I fatti, andando per ordine. Greenreport ha pubblicato ieri una supercazzola a difesa della geotermia inquinante del sindaco di Monterotondo Marittimo. Quest’ultimo – senza citare uno straccio di dati – ha bollato come ascientifica ed oscurantista l’azione nostra e di tutto il M5S tesa ad aprire la strada ad una legislazione UE sulle emissioni di sostanze dannose per l’ambiente e la salute delle centrali geotermiche, che in Toscana sono altissime. Con l’occasione, il sindaco ha inserito il metano fra le energie rinnovabili delle quali noi “retrogradi” vorremmo impedire la diffusione

Quindi se da una parte si afferma che la geotermia è fondamentale, risolutiva, strategica, dall’altra se ne vuole limitare lo sfruttamento spingendo verso un arretramento. In Italia è così non solo per la geotermia, ma anche ogni qualvolta si proponga la diffusione di una rinnovabile, dal solare al metano

La sottolineatura é nostra. Il direttore di Greenreport Luca Aterini non ha sentito la necessità di puntualizzare o di correggere.

UN SEPOLCRO IMBIANCATO DI VERDE. LA POSTILLA DI GREENREPORT ALLA NOSTRA REPLICA AL SINDACO

Il direttore di Greenreport ha invece deciso di entrare in prima persona nella discussione e condire con una postilla da sepolcro imbiancato di verde la replica che gli abbiamo inviato a proposito delle parole del sindaco.

Noi abbiamo inserito nella replica i dati ufficiali riferiti al 2007 – gli unici dati del genere mai diffusi – sulla quantità di sostanze inquinanti emesse in un anno dalle centrali geotermiche che si trovano in Toscana. Questi dati sono in una delibera regionale: 16.161 tonnellate di idrogeno solforato; 1,494 tonnellate di mercurio; fino a 6.415 tonnellate di ammoniaca; 482 chili di arsenico. Nella sua postilla il direttore di Greenreport ha scritto

Preme sottolineare che di «dati ufficiali» nel merito la Regione Toscana è prodiga e non ferma al 2007, come potrà controllare sulle pagine dell’ARPAT

Basta seguire il link che egli stesso ha inserito: quelli successivi al 2007 sono solo “dati puntuali”, cioé  relativi alle emissioni delle centrali geotermiche misurate nel preciso istante in cui l’ARPAT effettua i controlli.
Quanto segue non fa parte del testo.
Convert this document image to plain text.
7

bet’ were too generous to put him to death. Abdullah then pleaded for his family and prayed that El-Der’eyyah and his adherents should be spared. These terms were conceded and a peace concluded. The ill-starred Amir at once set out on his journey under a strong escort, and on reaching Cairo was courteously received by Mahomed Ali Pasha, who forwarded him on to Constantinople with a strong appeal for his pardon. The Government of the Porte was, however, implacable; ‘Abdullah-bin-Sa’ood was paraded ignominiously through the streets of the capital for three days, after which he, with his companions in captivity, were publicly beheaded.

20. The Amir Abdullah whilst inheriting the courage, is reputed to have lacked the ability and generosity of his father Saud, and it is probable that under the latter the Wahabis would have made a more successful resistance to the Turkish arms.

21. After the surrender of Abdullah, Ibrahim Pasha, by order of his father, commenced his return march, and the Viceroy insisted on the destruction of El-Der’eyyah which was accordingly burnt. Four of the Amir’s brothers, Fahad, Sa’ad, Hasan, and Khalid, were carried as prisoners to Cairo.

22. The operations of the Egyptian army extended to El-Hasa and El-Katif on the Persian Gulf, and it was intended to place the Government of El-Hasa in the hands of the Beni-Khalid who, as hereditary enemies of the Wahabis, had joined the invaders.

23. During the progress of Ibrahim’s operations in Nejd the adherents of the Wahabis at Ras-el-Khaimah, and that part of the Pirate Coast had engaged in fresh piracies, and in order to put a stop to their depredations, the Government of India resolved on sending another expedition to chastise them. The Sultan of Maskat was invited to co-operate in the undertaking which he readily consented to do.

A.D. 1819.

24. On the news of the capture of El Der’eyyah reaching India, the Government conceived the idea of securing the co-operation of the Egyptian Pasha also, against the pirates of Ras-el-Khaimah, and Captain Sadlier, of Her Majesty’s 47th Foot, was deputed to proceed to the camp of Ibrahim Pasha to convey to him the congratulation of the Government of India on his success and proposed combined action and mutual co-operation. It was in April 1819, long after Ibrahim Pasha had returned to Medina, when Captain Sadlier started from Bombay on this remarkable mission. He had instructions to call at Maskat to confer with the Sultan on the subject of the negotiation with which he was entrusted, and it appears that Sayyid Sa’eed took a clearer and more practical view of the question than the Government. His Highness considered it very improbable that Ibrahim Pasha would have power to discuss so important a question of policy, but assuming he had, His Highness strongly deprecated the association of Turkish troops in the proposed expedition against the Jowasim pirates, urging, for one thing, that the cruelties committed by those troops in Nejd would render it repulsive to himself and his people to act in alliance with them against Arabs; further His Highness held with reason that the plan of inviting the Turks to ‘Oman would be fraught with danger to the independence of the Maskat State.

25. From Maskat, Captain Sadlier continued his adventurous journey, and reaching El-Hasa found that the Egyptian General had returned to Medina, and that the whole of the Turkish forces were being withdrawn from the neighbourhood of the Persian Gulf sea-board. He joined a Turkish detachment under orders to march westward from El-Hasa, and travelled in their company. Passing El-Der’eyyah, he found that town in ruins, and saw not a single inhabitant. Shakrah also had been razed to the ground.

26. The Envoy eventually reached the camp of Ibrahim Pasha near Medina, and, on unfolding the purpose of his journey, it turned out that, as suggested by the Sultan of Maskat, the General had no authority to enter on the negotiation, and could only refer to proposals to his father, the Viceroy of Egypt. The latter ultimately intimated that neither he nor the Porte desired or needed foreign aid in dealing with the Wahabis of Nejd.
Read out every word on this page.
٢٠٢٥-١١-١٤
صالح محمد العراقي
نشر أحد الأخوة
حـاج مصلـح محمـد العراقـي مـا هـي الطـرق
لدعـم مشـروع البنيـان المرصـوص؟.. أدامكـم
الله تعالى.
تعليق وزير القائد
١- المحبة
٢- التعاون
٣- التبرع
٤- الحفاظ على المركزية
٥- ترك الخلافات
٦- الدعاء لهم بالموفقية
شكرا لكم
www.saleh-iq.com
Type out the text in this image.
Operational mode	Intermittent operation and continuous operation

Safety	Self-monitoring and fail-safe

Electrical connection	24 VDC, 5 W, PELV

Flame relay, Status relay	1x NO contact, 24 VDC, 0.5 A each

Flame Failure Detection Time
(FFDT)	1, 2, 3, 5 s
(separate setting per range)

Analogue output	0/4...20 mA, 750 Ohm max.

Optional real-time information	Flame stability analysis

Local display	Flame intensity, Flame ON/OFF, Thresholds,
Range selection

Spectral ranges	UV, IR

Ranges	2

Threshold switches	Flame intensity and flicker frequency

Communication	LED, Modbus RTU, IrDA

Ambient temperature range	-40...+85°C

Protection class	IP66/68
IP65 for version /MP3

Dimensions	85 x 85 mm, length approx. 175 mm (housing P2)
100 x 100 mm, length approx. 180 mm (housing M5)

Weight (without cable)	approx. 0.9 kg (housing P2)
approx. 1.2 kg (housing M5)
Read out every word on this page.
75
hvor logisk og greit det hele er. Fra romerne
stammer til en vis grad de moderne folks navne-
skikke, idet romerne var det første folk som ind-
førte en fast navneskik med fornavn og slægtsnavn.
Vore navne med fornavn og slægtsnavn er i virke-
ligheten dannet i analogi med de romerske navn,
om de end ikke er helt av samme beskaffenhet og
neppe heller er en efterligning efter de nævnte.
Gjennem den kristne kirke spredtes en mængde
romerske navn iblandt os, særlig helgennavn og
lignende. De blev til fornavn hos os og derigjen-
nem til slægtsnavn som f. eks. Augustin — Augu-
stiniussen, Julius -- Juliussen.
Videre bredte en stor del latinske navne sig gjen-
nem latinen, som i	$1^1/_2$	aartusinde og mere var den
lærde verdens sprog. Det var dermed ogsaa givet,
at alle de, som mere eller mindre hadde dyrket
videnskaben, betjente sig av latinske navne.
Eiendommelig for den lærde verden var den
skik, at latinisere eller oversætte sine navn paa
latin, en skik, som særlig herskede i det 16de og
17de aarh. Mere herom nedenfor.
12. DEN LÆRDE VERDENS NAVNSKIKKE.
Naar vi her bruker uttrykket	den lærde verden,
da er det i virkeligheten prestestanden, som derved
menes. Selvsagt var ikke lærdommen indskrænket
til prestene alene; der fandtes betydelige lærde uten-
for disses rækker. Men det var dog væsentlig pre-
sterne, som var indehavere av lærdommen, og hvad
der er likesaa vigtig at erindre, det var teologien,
Siccome le emissioni non sono costanti nel tempo, non è nota la quantità di sostanze emesse nel corso di un anno, che é disponibile esclusivamente per il 2007.

UN REPORT DELLA LOBBY GEOTERMICA EUROPEA PRESENTATO COME ORO COLATO

Sempre nella nostra replica alla supercazzola del sindaco, abbiamo citato lo studio di Bravi e Basosi che dimostra come le centrali geotermiche del Monte Amiata emettono più gas serra delle corrispondenti centrali termoelettriche alimentate da un combustibile fossile come il gas naturale. Il direttore di Greenreport ha ribattuto vergando queste righe:

Per quanto riguarda infine i dati relativi alle emissioni di CO2 legate alla presenza delle centrali geotermoelettriche (comunque sostitutive di emissioni che sarebbero naturalmente avvenute, vista la natura geotermica del territorio) le segnalo la recente pubblicazione di un report da parte del Consiglio europeo per l’energia geotermica

Il Consiglio in questione é EGEC (European Geothermal Energy Council), la lobby dell’industria geotermica europea che ha fatto di tutto per opporsi a una legge UE sulle emissioni geotermiche. Greenreport presenta il report di questa lobby come se fosse oro colato.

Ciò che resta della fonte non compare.